Nonetheless, Steven Barrow, Head of Standard Bank G10 Strategy believes that if central bankers look back to that episode they will conclude, like us, that adverse supply shocks are most dangerous for their inflationary consequences, not their growth impact. So far, it looks as if the Fed has got the memo on this one, but the market has not. For, as fast as the Fed has put out the message that it wants to proceed cautiously when it comes to any further policy easing, the market has gone gung-ho for rate cuts by pricing in action as soon as May or June.
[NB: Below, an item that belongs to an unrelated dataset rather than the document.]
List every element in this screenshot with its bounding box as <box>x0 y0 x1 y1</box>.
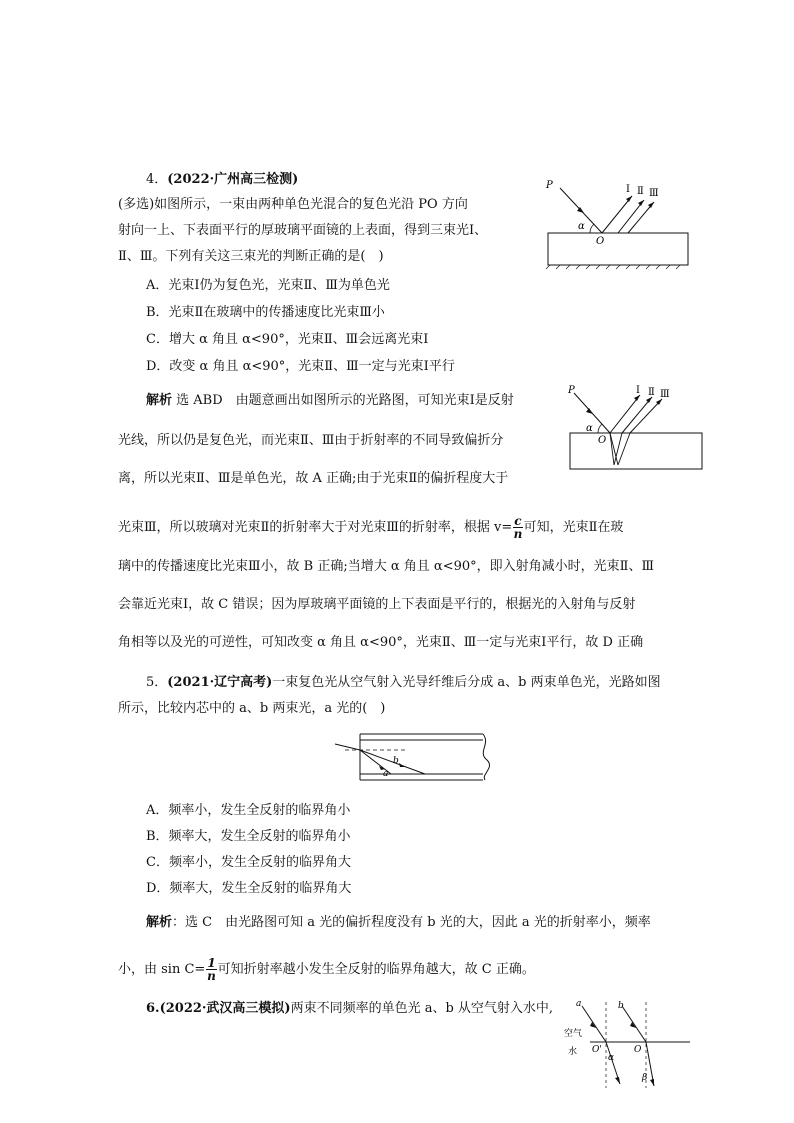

In addition, the market now envisages three-to-four 25-bps cuts this year against only one-or-two before Trump was inaugurated. If the market is right, the Fed will ease soon. If we are right any easing will have to wait until the end of the year. This being said, Steven Barrow doesn’t deny that the Fed will find it pretty tough to hold out against expectations for easier policy this summer if the economy is considerably weaker. The Fed could cut and justify its actions by saying that any rise in inflation is “transitory”, but we’ve heard that excuse from Fed Chair Powell before, which proved incorrect. And while it might seem to many that tariffs will only create a one-off price hike, the Fed also has to bear in mind that there could be ongoing price pressure if Trump gets his wish that tariffs produce more onshoring, as this is almost bound to come at a higher cost. The Fed also needs to remember that inflation expectations amongst businesses and consumers are twitchier on the upside given the experience of 9%-plus CPI inflation under three years ago.
In short, Steven Barrow suspected that the best path the Fed can take is to resist any pressure to ease policy quickly that comes from the market or the Administration. Whether it will be able to do this is another matter, but potentially it could be seeding the ground for another policy mistake.